Bitpay has signed up more than 20,000 merchants now. They have an entirely different pitch when they’re selling Bitcoin, so for them the brand means something different.

We’re selling to merchants, consumers, general public. We’re trying to shift the mindset of a broader constituency which is much more difficult.

Politics of money

The most active nodes are the US, UK, Canada, Australia, France, Netherlands, but Russia has now slipped. Countries will come and go, but Bitcoin will outlive political institutions. Bitcoins will be issued until 2140 and it won’t be stopped by decree.

Bitcoin will outlive political institutions - they will be issued until 2140 and it won’t be stopped by decree

Although the US and Europe is not really where it has the most applicability, we’re seeingit there as it’s a mathematical crypto currency, and this is where people are crazy about science and where the software and tech innovation is. It’s a starting point but it will be worldwide.

It will evolve more quickly in the developing world, the places that are currently unbanked, where you have irresponsible management. You’ll see it thrive in those places.

Before you start seeing adoption in the developed economies across the EU and US, you will have to really get towards more user friendly applications, where it becomes as easy to use as Skype, where my mother can use it and she’s not afraid of doing something wrong.

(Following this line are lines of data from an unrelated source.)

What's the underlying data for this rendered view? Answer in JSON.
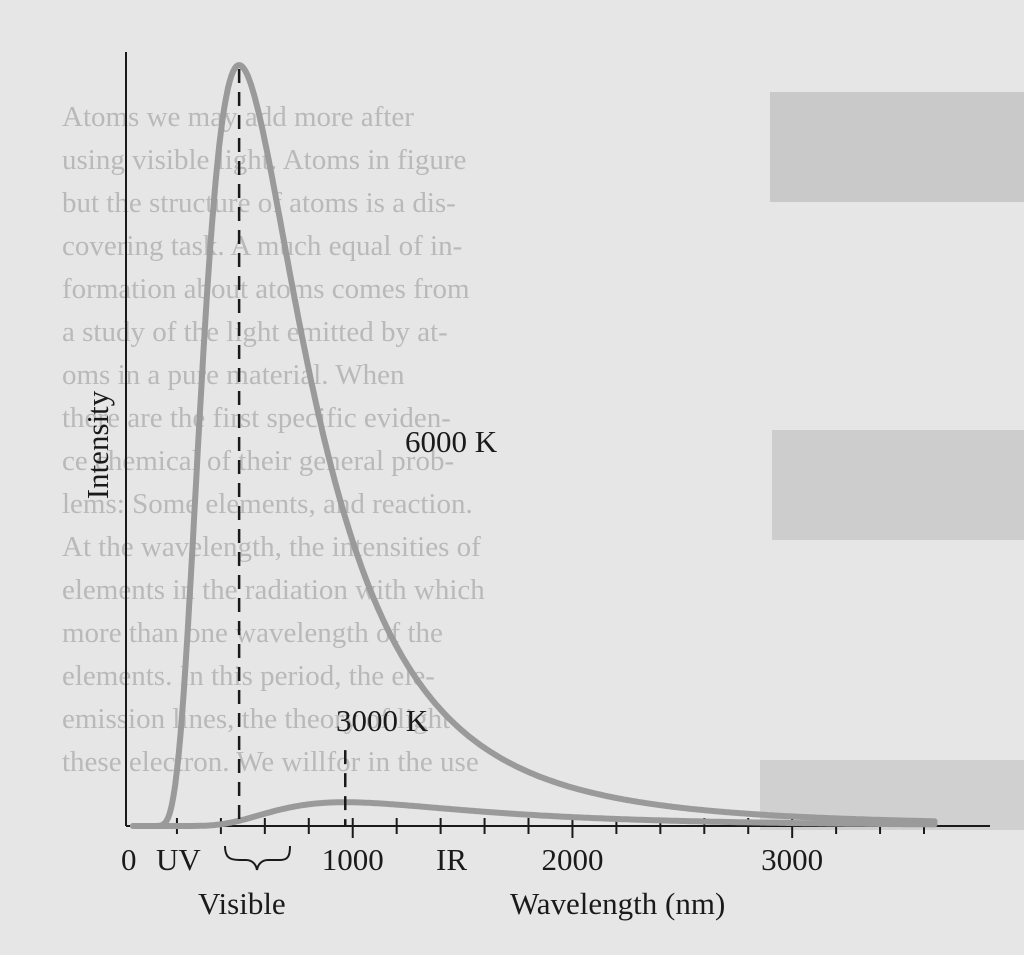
{
  "chart_data": {
    "type": "line",
    "ylabel": "Intensity",
    "xlabel": "Wavelength (nm)",
    "xlim": [
      0,
      3650
    ],
    "ylim": [
      0,
      100
    ],
    "x_ticks": [
      0,
      1000,
      2000,
      3000
    ],
    "x_tick_labels": [
      "0",
      "1000",
      "2000",
      "3000"
    ],
    "region_labels": {
      "uv": "UV",
      "visible": "Visible",
      "ir": "IR"
    },
    "visible_range": [
      400,
      750
    ],
    "series": [
      {
        "name": "6000 K",
        "temperature": 6000,
        "peak_x": 483,
        "peak_y": 100
      },
      {
        "name": "3000 K",
        "temperature": 3000,
        "peak_x": 966,
        "peak_y": 10.5
      }
    ],
    "background_text": [
      "Atoms we may add more after",
      "using visible light. Atoms in figure",
      "but the structure of atoms is a dis-",
      "covering task. A much equal of in-",
      "formation about atoms comes from",
      "a study of the light emitted by at-",
      "oms in a pure material. When",
      "there are the first specific eviden-",
      "ce chemical of their general prob-",
      "lems: Some elements, and reaction.",
      "At the wavelength, the intensities of",
      "elements in the radiation with which",
      "more than one wavelength of the",
      "elements. In this period, the ele-",
      "emission lines, the theory of light",
      "these electron. We willfor in the use"
    ]
  }
}
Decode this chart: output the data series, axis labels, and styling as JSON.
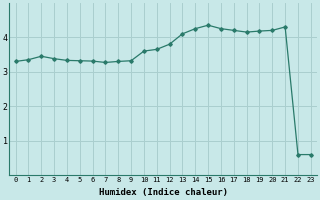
{
  "xlabel": "Humidex (Indice chaleur)",
  "x_values": [
    0,
    1,
    2,
    3,
    4,
    5,
    6,
    7,
    8,
    9,
    10,
    11,
    12,
    13,
    14,
    15,
    16,
    17,
    18,
    19,
    20,
    21,
    22,
    23
  ],
  "y_values": [
    3.3,
    3.35,
    3.45,
    3.38,
    3.33,
    3.32,
    3.31,
    3.27,
    3.3,
    3.32,
    3.6,
    3.65,
    3.8,
    4.1,
    4.25,
    4.35,
    4.25,
    4.2,
    4.15,
    4.18,
    4.2,
    4.3,
    0.6,
    0.6
  ],
  "line_color": "#2a7a6a",
  "bg_color": "#c8e8e8",
  "grid_color": "#aacece",
  "ylim": [
    0,
    5
  ],
  "yticks": [
    1,
    2,
    3,
    4
  ],
  "marker": "D",
  "marker_size": 1.8,
  "line_width": 0.9,
  "xlabel_fontsize": 6.5,
  "tick_fontsize": 5.0
}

Once you get the user friendliness then you’ll see the curve go up.

Currency of trust

It is a challenge but we’re not ultra concerned about it because there is trust in institutions and there is trust in the Bitcoin protocol. You have to separate the two, because trust in institutions is similar to your bank failing.

If you bank fails that doesn’t mean the Euro is a bad currency, and same with the pound. Trust in institutions is the weak link.

What Bitcoin allows is that your trust in institutions is voluntary. You don’t necessarily have to use them in the way you use a bank, because you can have a Bitcoin wallet on your phone which is completely in your control.

Then you only have to trust yourself. The currency and the protocol is still just as resilient.